This week’s HTYH is about Step Five: “Admitted to God, to ourselves, and to another human being the exact nature of our wrongs.” Step Five requires a sponsor, and if you don’t yet have one, its time to get one! During the first three steps we admitted, became willing, and made a decision, the Fourth Step, we made a list but, Step Five requires help from God, and another human being. Not everybody works their Fifth Step with their sponsor; some work it with a priest, minister, rabbi or some other spiritual advisor, but it specifically requires the help of another human being. My first sponsor warned me: never attempt to work these steps with a spouse, significant other, or family because the object of the steps is to remove resentments, not cause more.
Bill Wilson wrote a book titled, Twelve Steps and Twelve Traditions and in it he said about Step Five, “All of AA’s Twelve Steps ask us to go contrary to our natural desires…they all deflate our egos.

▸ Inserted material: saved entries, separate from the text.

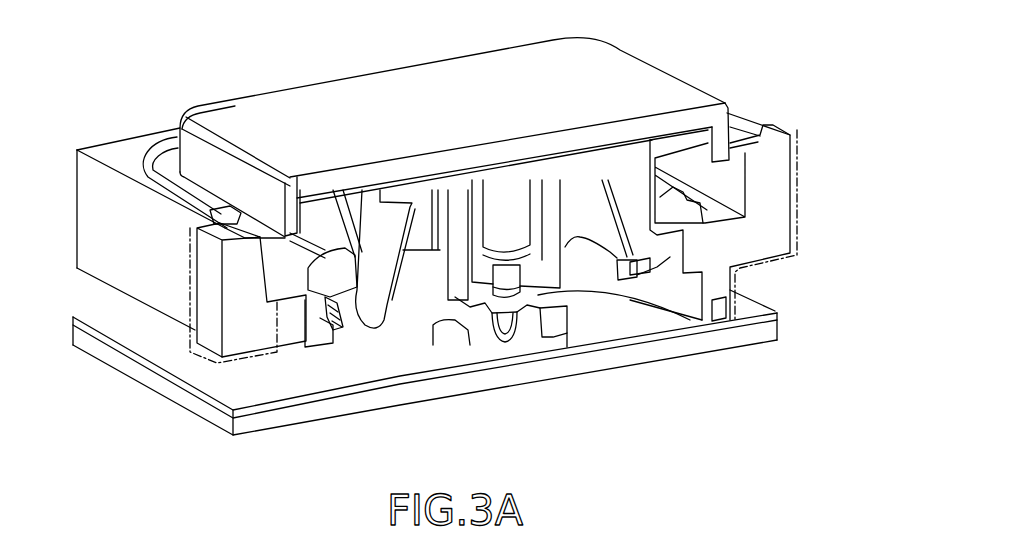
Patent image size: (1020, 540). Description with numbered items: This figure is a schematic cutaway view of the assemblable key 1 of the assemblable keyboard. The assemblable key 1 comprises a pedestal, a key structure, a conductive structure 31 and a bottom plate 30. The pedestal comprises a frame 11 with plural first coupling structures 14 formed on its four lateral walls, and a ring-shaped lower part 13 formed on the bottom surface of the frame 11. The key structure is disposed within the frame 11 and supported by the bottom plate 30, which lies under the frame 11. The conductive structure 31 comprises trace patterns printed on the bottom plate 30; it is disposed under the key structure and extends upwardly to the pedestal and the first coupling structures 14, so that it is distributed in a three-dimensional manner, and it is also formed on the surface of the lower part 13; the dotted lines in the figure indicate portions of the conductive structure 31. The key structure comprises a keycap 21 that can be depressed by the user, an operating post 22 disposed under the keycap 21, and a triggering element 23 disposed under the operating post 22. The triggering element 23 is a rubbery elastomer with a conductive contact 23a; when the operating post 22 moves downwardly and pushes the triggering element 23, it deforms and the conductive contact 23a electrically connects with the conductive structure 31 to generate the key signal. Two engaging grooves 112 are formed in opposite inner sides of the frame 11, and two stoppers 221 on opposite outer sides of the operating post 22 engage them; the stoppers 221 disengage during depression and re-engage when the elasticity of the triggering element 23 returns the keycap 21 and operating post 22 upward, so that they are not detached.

The assemblable key 1 is at (700, 47).
The frame 11 is at (120, 152).
The engaging grooves 112 is at (347, 325).
The lower part 13 is at (290, 380).
The first coupling structures 14 is at (203, 299).
The keycap 21 is at (430, 78).
The operating post 22 is at (460, 198).
The stoppers 221 is at (366, 318).
The triggering element 23 is at (567, 343).
The conductive contact 23a is at (503, 342).
The bottom plate 30 is at (163, 387).
The conductive structure 31 is at (127, 355).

When it comes to ego deflation, few steps are harder to take than five. But scarcely any step is more necessary to longtime sobriety and peace of mind than this one.”

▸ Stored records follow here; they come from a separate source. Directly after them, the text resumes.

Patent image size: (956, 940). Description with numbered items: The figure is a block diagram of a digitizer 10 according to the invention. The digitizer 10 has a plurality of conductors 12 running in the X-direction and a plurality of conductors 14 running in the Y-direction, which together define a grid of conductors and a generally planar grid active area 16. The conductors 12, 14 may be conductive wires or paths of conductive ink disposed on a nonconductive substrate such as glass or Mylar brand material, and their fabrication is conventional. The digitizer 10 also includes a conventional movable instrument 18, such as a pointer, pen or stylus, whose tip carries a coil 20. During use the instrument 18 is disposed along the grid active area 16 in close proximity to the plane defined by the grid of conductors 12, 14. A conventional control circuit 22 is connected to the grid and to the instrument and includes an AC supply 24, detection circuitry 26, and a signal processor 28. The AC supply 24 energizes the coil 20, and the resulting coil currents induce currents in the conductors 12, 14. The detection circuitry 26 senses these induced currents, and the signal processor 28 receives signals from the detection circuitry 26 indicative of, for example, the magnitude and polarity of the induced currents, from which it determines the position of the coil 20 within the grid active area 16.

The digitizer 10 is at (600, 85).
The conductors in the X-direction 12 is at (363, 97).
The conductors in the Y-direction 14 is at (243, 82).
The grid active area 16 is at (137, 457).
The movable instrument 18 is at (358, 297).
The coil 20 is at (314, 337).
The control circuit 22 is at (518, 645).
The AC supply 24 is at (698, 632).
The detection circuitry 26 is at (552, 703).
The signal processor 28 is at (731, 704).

Experience has taught us we cannot live alone with our pressing problems and the character defects, which cause or aggravate them. If we have swept the searchlight of Step Four back and fourth over our careers, and it has revealed in stark relief those experiences we’d rather not remember, if we have come to know how wrong thinking and action have hurt us, and others, then the need to quit living with the tormenting ghosts of yesterday, gets more urgent, and we must talk to somebody about them.

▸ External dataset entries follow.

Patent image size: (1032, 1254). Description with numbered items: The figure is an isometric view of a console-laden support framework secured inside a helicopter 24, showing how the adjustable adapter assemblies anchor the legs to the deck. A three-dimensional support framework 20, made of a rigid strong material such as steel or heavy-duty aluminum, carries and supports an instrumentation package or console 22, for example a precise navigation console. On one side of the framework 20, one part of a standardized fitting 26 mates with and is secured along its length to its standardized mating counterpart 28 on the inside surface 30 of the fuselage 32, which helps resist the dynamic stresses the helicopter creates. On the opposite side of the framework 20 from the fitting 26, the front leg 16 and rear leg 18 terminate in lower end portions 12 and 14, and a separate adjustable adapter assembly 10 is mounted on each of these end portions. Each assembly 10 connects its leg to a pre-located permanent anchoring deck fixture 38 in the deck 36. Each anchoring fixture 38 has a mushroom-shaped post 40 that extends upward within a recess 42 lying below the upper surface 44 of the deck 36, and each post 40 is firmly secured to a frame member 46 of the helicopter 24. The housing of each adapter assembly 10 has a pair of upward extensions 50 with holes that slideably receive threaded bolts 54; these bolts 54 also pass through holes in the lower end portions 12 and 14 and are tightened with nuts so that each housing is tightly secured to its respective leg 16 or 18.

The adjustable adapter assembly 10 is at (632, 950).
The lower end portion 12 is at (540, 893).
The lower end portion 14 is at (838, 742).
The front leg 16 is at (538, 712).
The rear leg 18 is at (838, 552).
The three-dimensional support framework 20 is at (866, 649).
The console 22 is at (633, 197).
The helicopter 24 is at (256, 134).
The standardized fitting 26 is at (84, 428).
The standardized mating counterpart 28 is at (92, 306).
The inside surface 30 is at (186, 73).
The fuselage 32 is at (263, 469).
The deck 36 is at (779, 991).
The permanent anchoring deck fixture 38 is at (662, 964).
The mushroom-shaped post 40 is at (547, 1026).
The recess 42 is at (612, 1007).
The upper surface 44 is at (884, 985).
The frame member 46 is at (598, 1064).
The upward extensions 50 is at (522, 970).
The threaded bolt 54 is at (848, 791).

So intense, though, is our fear and reluctance to do this, that many people try to bypass Step Five. We search for an easier way—which usually consists of the general and fairly painless admission that when drinking we were sometimes bad actors. Then for good measure, we add dramatic descriptions of that part of our drinking behavior, which our friends probably know about anyhow.
But, of the things, which really bother and burn us, we say nothing. Certain distressing or humiliating memories, we tell ourselves, ought not to be shared with anyone. These will remain our secret. Not a soul must ever know. We hope they’ll go to the grave with us.
If our Step Five experience means anything at all, this is not only unwise, but a perilous resolve. Few muddled attitudes have caused us more trouble than holding back on Step Five. Some people are unable to stay sober at all; others will relapse periodically until they really clean house. Even old-timers, sober for years, often tell how they tried to carry the load alone; how much they suffered of irritability, anxiety, remorse, and depression; and how unconsciously seeking relief, they would sometimes accuse even their best friends of the very character defects they themselves were trying to conceal. They always discovered that relief never came by confessing the sins of other people. Everybody had to confess his or her own.